With great effort, Margaret prises her eyes open. An eerie light is piercing her blinds, and her bedside table is shaking violently. She manages to squint and just about register her jittering alarm clock before it dances off the side and crashes to the floor: 3:30 am. Mustering the courage to squint through her blinds, she sees, and suddenly, enveloped with dread, she understands. A horde of dark shadows, moving ever closer. The light begins to flash now, faster and faster, resembling a warning light, or a strobe. Rise of the Valkyries inexplicably starts playing from her tinny radio, and then, over the swelling crescendo, she hears those hallowed words: ‘DOOWN IT FRESHHEEER!’
Yep, get to the bomb shelters unsuspecting residents, it’s that time of year again! The time of year where young people all over the country get to embrace new levels of academic rigour, finally discovering like-minded minds to discuss hermetic intricacies with over a game of chess and a nice cup of tea. Or, perhaps more typically, finally discovering like-minded minds to bellow 90’s pop songs down suburban streets at half three in the morning over dangerously cheap Sambuca shots.
The freshers have arrived, and, as always, they have graciously invited street furniture along for the ride. Though it’s not just the traffic cones; it seems that this year wheelie bins are getting in on the action. The Lincolnshire echo reports that barely a week after thousands of students arrived in Lincoln for the start of the academic year, locals have been ‘plagued by students chariot racing with empty wheelie bins.’ One of the students in question recently proclaimed that this is merely a noble if slightly abstract effort to drag the Oxford boat race into the 21st century, but to be fair he was a pretty pissed at the time.
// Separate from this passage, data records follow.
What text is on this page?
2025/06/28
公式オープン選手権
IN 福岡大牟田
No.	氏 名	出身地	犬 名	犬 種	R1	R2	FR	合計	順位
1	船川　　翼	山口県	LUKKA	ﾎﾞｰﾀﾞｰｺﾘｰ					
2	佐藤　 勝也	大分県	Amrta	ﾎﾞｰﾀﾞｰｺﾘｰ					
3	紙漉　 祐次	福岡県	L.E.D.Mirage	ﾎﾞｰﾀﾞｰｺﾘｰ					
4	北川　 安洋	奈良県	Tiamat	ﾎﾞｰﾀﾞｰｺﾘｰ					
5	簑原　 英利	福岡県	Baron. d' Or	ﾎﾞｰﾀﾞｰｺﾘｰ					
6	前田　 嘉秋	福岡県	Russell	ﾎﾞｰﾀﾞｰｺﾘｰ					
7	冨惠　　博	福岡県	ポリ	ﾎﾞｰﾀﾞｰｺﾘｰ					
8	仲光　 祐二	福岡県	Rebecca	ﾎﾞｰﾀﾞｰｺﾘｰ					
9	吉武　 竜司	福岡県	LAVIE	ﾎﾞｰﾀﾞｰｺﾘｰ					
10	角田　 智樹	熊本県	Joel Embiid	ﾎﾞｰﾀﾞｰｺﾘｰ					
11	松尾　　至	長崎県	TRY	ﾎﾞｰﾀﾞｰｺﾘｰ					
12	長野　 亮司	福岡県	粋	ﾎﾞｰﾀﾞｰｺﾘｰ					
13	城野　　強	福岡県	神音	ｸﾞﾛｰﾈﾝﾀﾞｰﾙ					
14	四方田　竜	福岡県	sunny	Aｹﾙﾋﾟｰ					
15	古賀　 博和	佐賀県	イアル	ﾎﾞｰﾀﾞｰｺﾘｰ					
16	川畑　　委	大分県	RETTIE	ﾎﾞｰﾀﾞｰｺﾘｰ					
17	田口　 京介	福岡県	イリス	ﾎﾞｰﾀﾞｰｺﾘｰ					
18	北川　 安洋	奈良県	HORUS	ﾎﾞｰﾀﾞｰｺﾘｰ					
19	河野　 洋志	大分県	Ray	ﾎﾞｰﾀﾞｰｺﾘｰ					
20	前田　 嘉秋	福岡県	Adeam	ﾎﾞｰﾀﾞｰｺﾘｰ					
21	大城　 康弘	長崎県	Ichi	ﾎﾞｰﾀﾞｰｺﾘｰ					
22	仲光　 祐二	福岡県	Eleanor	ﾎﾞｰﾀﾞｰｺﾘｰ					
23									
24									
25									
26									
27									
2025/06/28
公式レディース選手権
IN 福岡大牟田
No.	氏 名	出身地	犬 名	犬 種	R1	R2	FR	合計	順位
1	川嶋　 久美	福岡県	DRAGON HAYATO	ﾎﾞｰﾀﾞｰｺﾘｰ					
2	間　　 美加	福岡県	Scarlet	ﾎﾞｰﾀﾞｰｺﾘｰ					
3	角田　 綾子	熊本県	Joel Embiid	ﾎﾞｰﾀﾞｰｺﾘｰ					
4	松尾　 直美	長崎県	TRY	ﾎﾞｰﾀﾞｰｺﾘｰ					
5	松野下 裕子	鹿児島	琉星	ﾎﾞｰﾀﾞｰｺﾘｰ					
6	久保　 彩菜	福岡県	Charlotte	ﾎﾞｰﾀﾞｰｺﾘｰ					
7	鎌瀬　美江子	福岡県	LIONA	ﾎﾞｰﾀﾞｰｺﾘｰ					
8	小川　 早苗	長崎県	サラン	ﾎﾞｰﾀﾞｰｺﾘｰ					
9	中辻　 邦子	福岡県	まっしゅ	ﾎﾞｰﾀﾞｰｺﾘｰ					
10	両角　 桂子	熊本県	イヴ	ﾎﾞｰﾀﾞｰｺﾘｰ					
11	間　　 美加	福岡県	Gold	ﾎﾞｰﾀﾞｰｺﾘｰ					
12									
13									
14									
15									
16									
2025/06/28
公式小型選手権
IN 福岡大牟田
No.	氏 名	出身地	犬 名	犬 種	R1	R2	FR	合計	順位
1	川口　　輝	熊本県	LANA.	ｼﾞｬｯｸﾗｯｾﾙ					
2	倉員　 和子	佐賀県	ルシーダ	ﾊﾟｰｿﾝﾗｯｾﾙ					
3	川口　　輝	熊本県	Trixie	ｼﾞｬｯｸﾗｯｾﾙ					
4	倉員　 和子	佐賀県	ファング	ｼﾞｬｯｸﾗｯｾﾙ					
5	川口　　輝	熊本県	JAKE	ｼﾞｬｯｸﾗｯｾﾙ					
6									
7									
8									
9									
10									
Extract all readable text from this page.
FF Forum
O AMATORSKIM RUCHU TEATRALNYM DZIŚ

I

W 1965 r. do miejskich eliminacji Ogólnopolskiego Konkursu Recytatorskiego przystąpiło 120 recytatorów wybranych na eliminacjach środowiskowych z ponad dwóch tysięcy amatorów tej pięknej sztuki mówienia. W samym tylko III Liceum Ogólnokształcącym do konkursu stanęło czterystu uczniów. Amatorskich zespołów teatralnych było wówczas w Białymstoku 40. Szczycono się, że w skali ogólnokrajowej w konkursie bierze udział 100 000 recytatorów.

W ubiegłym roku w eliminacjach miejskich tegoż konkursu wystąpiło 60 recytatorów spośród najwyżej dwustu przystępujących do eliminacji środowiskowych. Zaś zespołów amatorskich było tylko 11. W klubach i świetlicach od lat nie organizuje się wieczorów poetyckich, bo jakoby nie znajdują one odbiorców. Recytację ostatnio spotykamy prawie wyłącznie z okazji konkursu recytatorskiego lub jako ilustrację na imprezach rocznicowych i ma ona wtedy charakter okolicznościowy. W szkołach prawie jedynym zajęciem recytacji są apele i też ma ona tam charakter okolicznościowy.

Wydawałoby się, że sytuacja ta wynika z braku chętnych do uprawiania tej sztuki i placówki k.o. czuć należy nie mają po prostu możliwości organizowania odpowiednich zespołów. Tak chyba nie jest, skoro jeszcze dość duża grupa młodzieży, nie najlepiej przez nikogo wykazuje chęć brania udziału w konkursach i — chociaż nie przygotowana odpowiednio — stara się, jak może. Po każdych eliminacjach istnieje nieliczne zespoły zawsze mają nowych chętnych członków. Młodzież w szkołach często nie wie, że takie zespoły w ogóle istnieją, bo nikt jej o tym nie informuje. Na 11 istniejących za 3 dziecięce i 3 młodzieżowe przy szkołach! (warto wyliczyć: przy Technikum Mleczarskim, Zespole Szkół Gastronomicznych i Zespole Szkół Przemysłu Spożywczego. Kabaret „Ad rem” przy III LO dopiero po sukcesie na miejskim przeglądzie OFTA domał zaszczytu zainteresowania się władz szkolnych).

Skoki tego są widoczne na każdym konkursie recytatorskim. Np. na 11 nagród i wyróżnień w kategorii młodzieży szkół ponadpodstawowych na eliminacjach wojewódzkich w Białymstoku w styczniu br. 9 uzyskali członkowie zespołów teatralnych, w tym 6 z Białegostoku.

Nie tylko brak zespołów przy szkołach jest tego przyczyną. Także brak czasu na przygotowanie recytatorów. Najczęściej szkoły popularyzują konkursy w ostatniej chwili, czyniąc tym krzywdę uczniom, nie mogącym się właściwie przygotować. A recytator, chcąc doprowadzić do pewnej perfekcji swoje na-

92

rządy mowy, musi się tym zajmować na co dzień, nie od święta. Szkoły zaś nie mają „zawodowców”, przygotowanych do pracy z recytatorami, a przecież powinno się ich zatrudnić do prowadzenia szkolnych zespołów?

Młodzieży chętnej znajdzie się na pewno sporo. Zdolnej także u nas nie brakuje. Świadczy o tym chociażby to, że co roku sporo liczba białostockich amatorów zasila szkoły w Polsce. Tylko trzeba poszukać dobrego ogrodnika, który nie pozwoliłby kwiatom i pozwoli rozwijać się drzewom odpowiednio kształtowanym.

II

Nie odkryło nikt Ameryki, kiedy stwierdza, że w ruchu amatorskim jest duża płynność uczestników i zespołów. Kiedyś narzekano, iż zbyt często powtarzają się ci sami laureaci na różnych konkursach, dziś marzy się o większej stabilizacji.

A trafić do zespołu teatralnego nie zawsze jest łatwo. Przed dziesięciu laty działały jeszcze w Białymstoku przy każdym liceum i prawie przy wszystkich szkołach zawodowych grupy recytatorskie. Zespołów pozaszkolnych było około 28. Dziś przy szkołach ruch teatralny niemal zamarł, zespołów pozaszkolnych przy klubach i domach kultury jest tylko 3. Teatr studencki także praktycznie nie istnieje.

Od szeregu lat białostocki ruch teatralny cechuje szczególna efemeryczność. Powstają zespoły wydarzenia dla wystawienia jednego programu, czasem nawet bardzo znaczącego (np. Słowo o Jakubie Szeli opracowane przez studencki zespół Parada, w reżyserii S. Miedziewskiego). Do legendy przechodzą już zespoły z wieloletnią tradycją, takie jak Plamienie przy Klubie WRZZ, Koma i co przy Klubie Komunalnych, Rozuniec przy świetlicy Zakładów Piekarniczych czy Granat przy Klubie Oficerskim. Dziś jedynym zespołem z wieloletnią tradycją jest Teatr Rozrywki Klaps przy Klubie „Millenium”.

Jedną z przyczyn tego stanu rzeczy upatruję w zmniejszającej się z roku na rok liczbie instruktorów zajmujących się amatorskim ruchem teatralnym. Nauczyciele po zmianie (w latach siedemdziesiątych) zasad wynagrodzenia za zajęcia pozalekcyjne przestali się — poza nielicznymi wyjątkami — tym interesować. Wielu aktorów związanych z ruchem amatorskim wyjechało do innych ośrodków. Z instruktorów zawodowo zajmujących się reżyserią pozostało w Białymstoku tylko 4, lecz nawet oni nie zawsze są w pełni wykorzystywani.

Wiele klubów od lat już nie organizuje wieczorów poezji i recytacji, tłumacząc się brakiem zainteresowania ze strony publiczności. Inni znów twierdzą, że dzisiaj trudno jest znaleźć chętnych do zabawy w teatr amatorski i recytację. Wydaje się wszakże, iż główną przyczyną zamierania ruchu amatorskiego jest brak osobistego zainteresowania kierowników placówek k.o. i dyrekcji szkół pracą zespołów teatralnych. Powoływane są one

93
Some residents of Lincoln have started the ‘Shush’ campaign, hoping to reintroduce ‘silent nights’ to the area, but these efforts have been branded a waste of time. Many residents now enjoy putting the early hours in which they are awake to good use, by reflecting contentedly on the spiralling debt and dire housing prospects these young folk will one-day have to face, before laughing diabolically and sticking the kettle on.